Cell execution time increased by 3X when moving to single EC2 machine to kubernetes

Recently we switched from hosting jupyterhub in EC2 machine to AWS EKS.
Below is the comparison between old setup and new setup-

Setup Configuration
EC2-old m5.4xlarge - 16 cores, 64GB RAM, 2880 Mbps EBS bandwidth
EKS-new m5a.4xlarge - 16 cores, 64GB RAM, 4750 Mbps EBS bandwidth

We are using EFS as persistent volume in EKS so EBS bandwidth doesn’t matter here. So the old and new configurations are similar.
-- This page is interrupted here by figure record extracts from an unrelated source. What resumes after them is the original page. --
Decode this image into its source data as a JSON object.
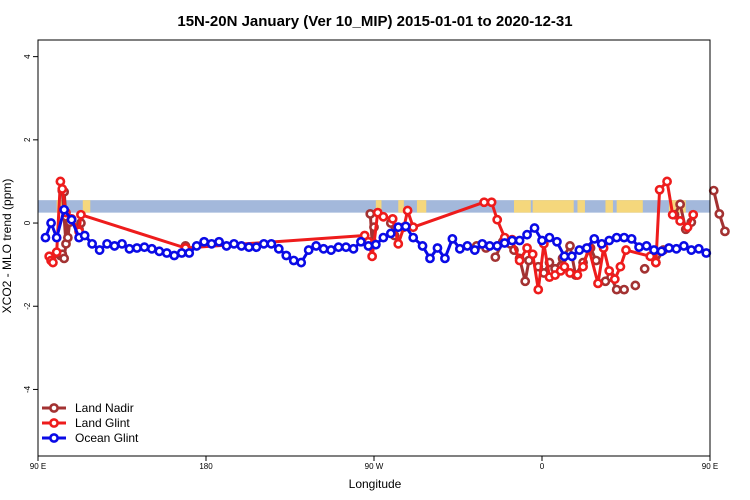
{
  "chart_data": {
    "type": "line",
    "title": "15N-20N January (Ver 10_MIP)   2015-01-01 to 2020-12-31",
    "xlabel": "Longitude",
    "ylabel": "XCO2 - MLO trend (ppm)",
    "xlim": [
      90,
      450
    ],
    "ylim": [
      -5.6,
      4.4
    ],
    "x_ticks": [
      {
        "value": 90,
        "label": "90 E"
      },
      {
        "value": 180,
        "label": "180"
      },
      {
        "value": 270,
        "label": "90 W"
      },
      {
        "value": 360,
        "label": "0"
      },
      {
        "value": 450,
        "label": "90 E"
      },
      {
        "value": 540,
        "label": "180"
      }
    ],
    "y_ticks": [
      {
        "value": 4,
        "label": "4"
      },
      {
        "value": 2,
        "label": "2"
      },
      {
        "value": 0,
        "label": "0"
      },
      {
        "value": -2,
        "label": "-2"
      },
      {
        "value": -4,
        "label": "-4"
      }
    ],
    "legend": {
      "position": "bottom-left"
    },
    "land_mask": {
      "ymin": 0.25,
      "ymax": 0.55,
      "ocean_color": "#a3b8db",
      "land_color": "#f5d77c",
      "land_ranges": [
        [
          100,
          103
        ],
        [
          114,
          118
        ],
        [
          271,
          274
        ],
        [
          283,
          286
        ],
        [
          293,
          298
        ],
        [
          345,
          354
        ],
        [
          355,
          377
        ],
        [
          379,
          383
        ],
        [
          394,
          398
        ],
        [
          400,
          414
        ],
        [
          428,
          437
        ],
        [
          450,
          454
        ],
        [
          464,
          468
        ]
      ]
    },
    "series": [
      {
        "name": "Land Nadir",
        "color": "#a33232",
        "points": [
          [
            102,
            -0.78
          ],
          [
            103,
            -0.75
          ],
          [
            104,
            -0.85
          ],
          [
            105,
            -0.5
          ],
          [
            103,
            0.78
          ],
          [
            104,
            0.75
          ],
          [
            105,
            0.15
          ],
          [
            106,
            -0.35
          ],
          [
            107,
            0.02
          ],
          [
            112,
            -0.15
          ],
          [
            113,
            0.0
          ],
          [
            169,
            -0.55
          ],
          [
            268,
            0.22
          ],
          [
            269,
            -0.45
          ],
          [
            270,
            -0.1
          ],
          [
            279,
            0.0
          ],
          [
            281,
            -0.3
          ],
          [
            325,
            -0.55
          ],
          [
            330,
            -0.6
          ],
          [
            335,
            -0.82
          ],
          [
            339,
            -0.45
          ],
          [
            343,
            -0.5
          ],
          [
            345,
            -0.65
          ],
          [
            348,
            -0.85
          ],
          [
            351,
            -1.4
          ],
          [
            353,
            -0.9
          ],
          [
            358,
            -1.05
          ],
          [
            361,
            -1.2
          ],
          [
            364,
            -0.95
          ],
          [
            367,
            -1.1
          ],
          [
            371,
            -0.85
          ],
          [
            375,
            -0.55
          ],
          [
            378,
            -1.25
          ],
          [
            382,
            -0.95
          ],
          [
            386,
            -0.6
          ],
          [
            389,
            -0.9
          ],
          [
            394,
            -1.4
          ],
          [
            397,
            -1.3
          ],
          [
            400,
            -1.6
          ],
          [
            404,
            -1.6
          ],
          [
            410,
            -1.5
          ],
          [
            415,
            -1.1
          ],
          [
            421,
            -0.95
          ],
          [
            425,
            -0.65
          ],
          [
            431,
            0.2
          ],
          [
            434,
            0.45
          ],
          [
            437,
            -0.15
          ],
          [
            440,
            0.02
          ],
          [
            452,
            0.78
          ],
          [
            455,
            0.22
          ],
          [
            458,
            -0.2
          ]
        ],
        "markers_only": true
      },
      {
        "name": "Land Glint",
        "color": "#ee1c1c",
        "points": [
          [
            96,
            -0.8
          ],
          [
            97,
            -0.9
          ],
          [
            98,
            -0.95
          ],
          [
            100,
            -0.7
          ],
          [
            102,
            1.0
          ],
          [
            103,
            0.82
          ],
          [
            105,
            0.25
          ],
          [
            108,
            0.1
          ],
          [
            112,
            -0.2
          ],
          [
            113,
            0.2
          ],
          [
            169,
            -0.6
          ],
          [
            265,
            -0.3
          ],
          [
            267,
            -0.45
          ],
          [
            269,
            -0.8
          ],
          [
            270,
            -0.5
          ],
          [
            272,
            0.25
          ],
          [
            275,
            0.15
          ],
          [
            280,
            0.1
          ],
          [
            283,
            -0.5
          ],
          [
            286,
            -0.1
          ],
          [
            288,
            0.3
          ],
          [
            291,
            -0.1
          ],
          [
            329,
            0.5
          ],
          [
            333,
            0.5
          ],
          [
            336,
            0.08
          ],
          [
            340,
            -0.35
          ],
          [
            344,
            -0.4
          ],
          [
            348,
            -0.9
          ],
          [
            352,
            -0.6
          ],
          [
            355,
            -0.75
          ],
          [
            358,
            -1.6
          ],
          [
            361,
            -0.5
          ],
          [
            364,
            -1.3
          ],
          [
            367,
            -1.25
          ],
          [
            370,
            -1.15
          ],
          [
            372,
            -1.05
          ],
          [
            375,
            -1.2
          ],
          [
            379,
            -1.25
          ],
          [
            382,
            -1.05
          ],
          [
            385,
            -0.6
          ],
          [
            390,
            -1.45
          ],
          [
            393,
            -0.6
          ],
          [
            396,
            -1.15
          ],
          [
            399,
            -1.35
          ],
          [
            402,
            -1.05
          ],
          [
            405,
            -0.65
          ],
          [
            418,
            -0.8
          ],
          [
            421,
            -0.95
          ],
          [
            423,
            0.8
          ],
          [
            427,
            1.0
          ],
          [
            430,
            0.2
          ],
          [
            434,
            0.05
          ],
          [
            438,
            -0.1
          ],
          [
            441,
            0.2
          ]
        ]
      },
      {
        "name": "Ocean Glint",
        "color": "#0a0ae6",
        "points": [
          [
            94,
            -0.35
          ],
          [
            97,
            0.0
          ],
          [
            100,
            -0.35
          ],
          [
            104,
            0.32
          ],
          [
            108,
            0.08
          ],
          [
            112,
            -0.35
          ],
          [
            115,
            -0.3
          ],
          [
            119,
            -0.5
          ],
          [
            123,
            -0.65
          ],
          [
            127,
            -0.5
          ],
          [
            131,
            -0.55
          ],
          [
            135,
            -0.5
          ],
          [
            139,
            -0.62
          ],
          [
            143,
            -0.6
          ],
          [
            147,
            -0.58
          ],
          [
            151,
            -0.62
          ],
          [
            155,
            -0.68
          ],
          [
            159,
            -0.72
          ],
          [
            163,
            -0.78
          ],
          [
            167,
            -0.72
          ],
          [
            171,
            -0.72
          ],
          [
            175,
            -0.55
          ],
          [
            179,
            -0.45
          ],
          [
            183,
            -0.5
          ],
          [
            187,
            -0.45
          ],
          [
            191,
            -0.55
          ],
          [
            195,
            -0.5
          ],
          [
            199,
            -0.55
          ],
          [
            203,
            -0.58
          ],
          [
            207,
            -0.58
          ],
          [
            211,
            -0.5
          ],
          [
            215,
            -0.5
          ],
          [
            219,
            -0.62
          ],
          [
            223,
            -0.78
          ],
          [
            227,
            -0.9
          ],
          [
            231,
            -0.95
          ],
          [
            235,
            -0.65
          ],
          [
            239,
            -0.55
          ],
          [
            243,
            -0.62
          ],
          [
            247,
            -0.65
          ],
          [
            251,
            -0.58
          ],
          [
            255,
            -0.58
          ],
          [
            259,
            -0.62
          ],
          [
            263,
            -0.45
          ],
          [
            267,
            -0.55
          ],
          [
            271,
            -0.52
          ],
          [
            275,
            -0.35
          ],
          [
            279,
            -0.25
          ],
          [
            283,
            -0.1
          ],
          [
            287,
            -0.08
          ],
          [
            291,
            -0.35
          ],
          [
            296,
            -0.55
          ],
          [
            300,
            -0.85
          ],
          [
            304,
            -0.6
          ],
          [
            308,
            -0.85
          ],
          [
            312,
            -0.38
          ],
          [
            316,
            -0.62
          ],
          [
            320,
            -0.55
          ],
          [
            324,
            -0.65
          ],
          [
            328,
            -0.5
          ],
          [
            332,
            -0.55
          ],
          [
            336,
            -0.55
          ],
          [
            340,
            -0.48
          ],
          [
            344,
            -0.42
          ],
          [
            348,
            -0.42
          ],
          [
            352,
            -0.28
          ],
          [
            356,
            -0.12
          ],
          [
            360,
            -0.42
          ],
          [
            364,
            -0.35
          ],
          [
            368,
            -0.45
          ],
          [
            372,
            -0.8
          ],
          [
            376,
            -0.8
          ],
          [
            380,
            -0.65
          ],
          [
            384,
            -0.6
          ],
          [
            388,
            -0.38
          ],
          [
            392,
            -0.5
          ],
          [
            396,
            -0.42
          ],
          [
            400,
            -0.35
          ],
          [
            404,
            -0.35
          ],
          [
            408,
            -0.38
          ],
          [
            412,
            -0.58
          ],
          [
            416,
            -0.55
          ],
          [
            420,
            -0.65
          ],
          [
            424,
            -0.68
          ],
          [
            428,
            -0.6
          ],
          [
            432,
            -0.62
          ],
          [
            436,
            -0.55
          ],
          [
            440,
            -0.65
          ],
          [
            444,
            -0.62
          ],
          [
            448,
            -0.72
          ]
        ]
      }
    ]
  }
}
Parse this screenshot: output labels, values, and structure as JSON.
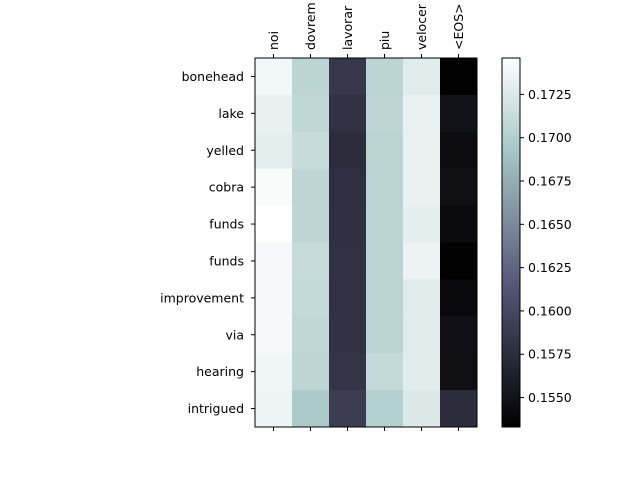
{
  "chart_data": {
    "type": "heatmap",
    "x_labels": [
      "noi",
      "dovrem",
      "lavorar",
      "piu",
      "velocer",
      "<EOS>"
    ],
    "y_labels": [
      "bonehead",
      "lake",
      "yelled",
      "cobra",
      "funds",
      "funds",
      "improvement",
      "via",
      "hearing",
      "intrigued"
    ],
    "values": [
      [
        0.1738,
        0.1705,
        0.1585,
        0.1705,
        0.1728,
        0.1533
      ],
      [
        0.1732,
        0.1708,
        0.158,
        0.1706,
        0.1733,
        0.155
      ],
      [
        0.173,
        0.1713,
        0.1575,
        0.1704,
        0.1733,
        0.1545
      ],
      [
        0.1743,
        0.1706,
        0.1577,
        0.1704,
        0.1733,
        0.1547
      ],
      [
        0.1746,
        0.1706,
        0.1579,
        0.1704,
        0.1731,
        0.1543
      ],
      [
        0.174,
        0.1712,
        0.158,
        0.1704,
        0.1735,
        0.1535
      ],
      [
        0.174,
        0.171,
        0.158,
        0.1704,
        0.1727,
        0.1542
      ],
      [
        0.174,
        0.1708,
        0.158,
        0.1704,
        0.1727,
        0.1548
      ],
      [
        0.1737,
        0.1706,
        0.1582,
        0.171,
        0.1728,
        0.1546
      ],
      [
        0.1736,
        0.1696,
        0.159,
        0.17,
        0.1725,
        0.1575
      ]
    ],
    "colormap": "bone",
    "vmin": 0.1533,
    "vmax": 0.1746,
    "colorbar_ticks": [
      "0.1550",
      "0.1575",
      "0.1600",
      "0.1625",
      "0.1650",
      "0.1675",
      "0.1700",
      "0.1725"
    ],
    "colorbar_tick_values": [
      0.155,
      0.1575,
      0.16,
      0.1625,
      0.165,
      0.1675,
      0.17,
      0.1725
    ],
    "x_tick_position": "top",
    "x_label_rotation": 90,
    "title": "",
    "xlabel": "",
    "ylabel": ""
  }
}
However, the scripts execution is 3 times slower in EKS based jupyterhub.

from random import random

def estimate_pi(n=1e7) - > “area”:
in_circle = 0
total = n

while n != 0:
    prec_x = random()
    prec_y = random()
    if pow(prec_x, 2) + pow(prec_y, 2) <= 1:
        in_circle += 1 # inside the circle
    n -= 1
return 4 * in_circle / total

%prun estimate_pi()

I ran above script in both the setups-


So far what i have observed-

  1. The nbextensions are not the cause as both setups have same extensions enabled.
  2. We have below CPU and RAM allocation for every user -
Setup Configuration
EC2-old 4 cores , 16GB RAM when launching single server notebook
EKS-new 1/2 total cores, RAM Guarantee - 1GB, Limit - 32GB

Still digging into this issue.

What could be the reason for this slowing down of kernels.
Could it be the container that i’m using for data science env?

Need your help,suggestions in this?


This is the docker file i am using for data science kernel. On top of this installing some extensions.

FROM jupyter/datascience-notebook:lab-3.3.2

USER root

RUN apt-get update && apt-get install git -y

RUN conda install -c conda-forge jupyterhub==1.5.0

RUN pip install tornado>=6.0.4

ENV JUPYTER_CONFIG_DIR /jupyter/.jupyter

ENV JUPYTER_DATA_DIR /jupyter/.local/share/jupyter

ENV JUPYTER_RUNTIME_DIR /jupyter/.local/share/jupyter/runtime




ARG FRAMEWORKS_LINE=“streamlit dash bokeh panel holoviews”


RUN pip install voila==0.3.5

RUN pip install jhsingle-native-proxy>=0.7.6

RUN pip install plotlydash-tornado-cmd>=0.0.6 bokeh-root-cmd>=0.1.2 rshiny-server-cmd>=0.0.2 voila-materialstream>=0.2.6

COPY jupyter_notebook_config_extra.py /etc/jupyter/

RUN cat /etc/jupyter/jupyter_notebook_config_extra.py >> /etc/jupyter/jupyter_notebook_config.py

RUN rm /etc/jupyter/jupyter_notebook_config_extra.py

COPY voila.json /etc/jupyter

RUN pip install jupyter-containds

USER root

RUN fix-permissions /etc/jupyter/

ADD ./jupyter_notebook_config.py /opt/conda/etc/jupyter/jupyter_notebook_config.py

RUN fix-permissions /opt/conda/etc/jupyter/

RUN pip install jupyter_contrib_nbextensions \

  && pip install cdsdashboards>=0.6.1 \

  && jupyter contrib nbextension install --system \

  && pip install jupyter_nbextensions_configurator \

  && jupyter nbextensions_configurator enable --system \

  && pip install yapf # for code pretty \

  && pip install ipywidgets \

  && jupyter nbextension enable --py widgetsnbextension --sys-prefix

RUN chmod -R 777 /jupyter

RUN chmod -R 777 /opt

RUN chmod -R 777 /etc/jupyter/

Are you running exactly the same Docker image on EC2 and EKS? If you’re not then it’s possible some libraries aren’t as optimised.

Have you tried using identical EC2 instances instead of different ones (m5.4xlarge vs m5a.4xlarge), and assigning the same resources to your EKS container instead of limiting the number of cores and RAM?

Have you checked what other applications are running on the same node, and compared the used CPU/memory usage for both instances?